Subagents (compaction, recall, flush) can persist learned patterns in per-agent memory files.

### Directory Structure

```
memory/agents/
├── compaction/
│   └── AGENT.md
├── recall/
│   └── AGENT.md
└── flush/
    └── AGENT.md
```

### AGENT.md Format

```markdown
---
agent: compaction
updated: YYYY-MM-DD
---

## Learned Patterns
- observation about this project's memory behavior

## Tuning Notes
- parameter observations and recommendations
```

**Rules:**
- Each agent writes only to its own `AGENT.md`
- AGENT.md is read at the start of each subagent dispatch (if it exists)
- Updates are append-style: add new patterns, update existing ones
- Target: ~30 lines per agent (trim oldest patterns if exceeded)
- Optional: agents that have nothing to learn skip AGENT.md entirely

## Smart Threshold Table

Below threshold, copy or concatenate source files verbatim to prevent information loss. Above threshold, generate a keyword-dense LLM summary.

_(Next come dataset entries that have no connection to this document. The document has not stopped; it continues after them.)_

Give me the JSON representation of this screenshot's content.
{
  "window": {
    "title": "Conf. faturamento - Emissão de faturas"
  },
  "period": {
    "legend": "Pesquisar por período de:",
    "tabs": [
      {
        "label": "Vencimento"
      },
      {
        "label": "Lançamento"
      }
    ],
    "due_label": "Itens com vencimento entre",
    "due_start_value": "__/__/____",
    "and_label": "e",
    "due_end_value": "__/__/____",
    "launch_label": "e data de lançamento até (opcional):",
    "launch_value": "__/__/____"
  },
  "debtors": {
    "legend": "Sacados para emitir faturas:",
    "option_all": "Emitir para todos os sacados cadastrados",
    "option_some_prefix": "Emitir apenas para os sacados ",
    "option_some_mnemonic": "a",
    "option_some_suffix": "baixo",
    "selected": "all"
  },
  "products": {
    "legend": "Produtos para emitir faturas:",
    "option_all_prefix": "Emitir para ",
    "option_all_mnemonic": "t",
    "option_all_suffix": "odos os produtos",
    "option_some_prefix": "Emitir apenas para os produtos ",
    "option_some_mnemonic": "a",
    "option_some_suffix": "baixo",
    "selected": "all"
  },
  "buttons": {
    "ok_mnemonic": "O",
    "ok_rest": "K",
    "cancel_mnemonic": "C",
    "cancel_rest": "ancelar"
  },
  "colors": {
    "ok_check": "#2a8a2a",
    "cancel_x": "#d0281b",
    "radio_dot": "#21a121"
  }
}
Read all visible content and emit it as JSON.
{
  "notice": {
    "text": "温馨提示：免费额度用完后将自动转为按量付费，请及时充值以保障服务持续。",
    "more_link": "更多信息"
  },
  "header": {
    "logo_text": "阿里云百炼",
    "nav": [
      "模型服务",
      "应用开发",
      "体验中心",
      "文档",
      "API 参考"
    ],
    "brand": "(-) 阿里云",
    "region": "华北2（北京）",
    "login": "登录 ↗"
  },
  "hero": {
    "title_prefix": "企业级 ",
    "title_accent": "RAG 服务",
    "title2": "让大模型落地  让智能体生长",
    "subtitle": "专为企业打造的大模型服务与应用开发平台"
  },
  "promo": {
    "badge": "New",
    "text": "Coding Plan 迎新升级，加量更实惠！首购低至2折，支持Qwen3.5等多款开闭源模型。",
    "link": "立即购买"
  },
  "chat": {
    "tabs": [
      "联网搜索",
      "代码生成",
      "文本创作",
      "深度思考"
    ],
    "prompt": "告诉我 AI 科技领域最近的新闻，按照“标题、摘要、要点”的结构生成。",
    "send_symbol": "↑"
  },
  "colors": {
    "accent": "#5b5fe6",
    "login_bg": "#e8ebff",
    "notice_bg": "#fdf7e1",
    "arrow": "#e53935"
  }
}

| Level | Threshold | Below threshold | Above threshold |
|-------|-----------|-----------------|-----------------|
| Raw → Daily | ~200 lines | Copy raw verbatim | LLM keyword-dense summary |
| Daily → Weekly | ~300 lines combined | Concat daily nodes | LLM keyword-dense summary |
| Weekly → Monthly | ~500 lines combined | Concat weekly nodes | LLM keyword-dense summary |
| Monthly → Root | Always LLM | Recompact root + new monthly | (N/A) |

## Format Rules for All Compaction Nodes

- Use keyword-dense structured format, not narrative prose
- Repeat important keywords in multiple sections for BM25 recall
- Include frontmatter with `status` and `topics` fields for quick scanning
- Minimum 50 bytes per node (even sparse periods deserve a node)
- `status: tentative` while the period may still receive new data
- `status: fixed` once the period has definitively ended — node is never modified again

## Configuration — hipocampus.config.json

```json
{
  "platform": "claude-code",          // Detected at init: claude-code | openclaw | opencode
  "search": {
    "vector": true,                    // Enable vector search (default: true)
    "embedModel": "auto"               // Embedding model (default: auto)
  },
  "compaction": {
    "rootMaxTokens": 3000,             // Max tokens for ROOT.md (default: 3000)
    "cooldownHours": 3                 // Min hours between compaction runs (default: 3, 0 = disable)
  }
}
```

**Adaptive trigger thresholds** are hardcoded in `compact.mjs` (rawLines: 300, checkpoints: 5). They don't need config entries unless users request tuning.

All fields are optional — missing fields use documented defaults.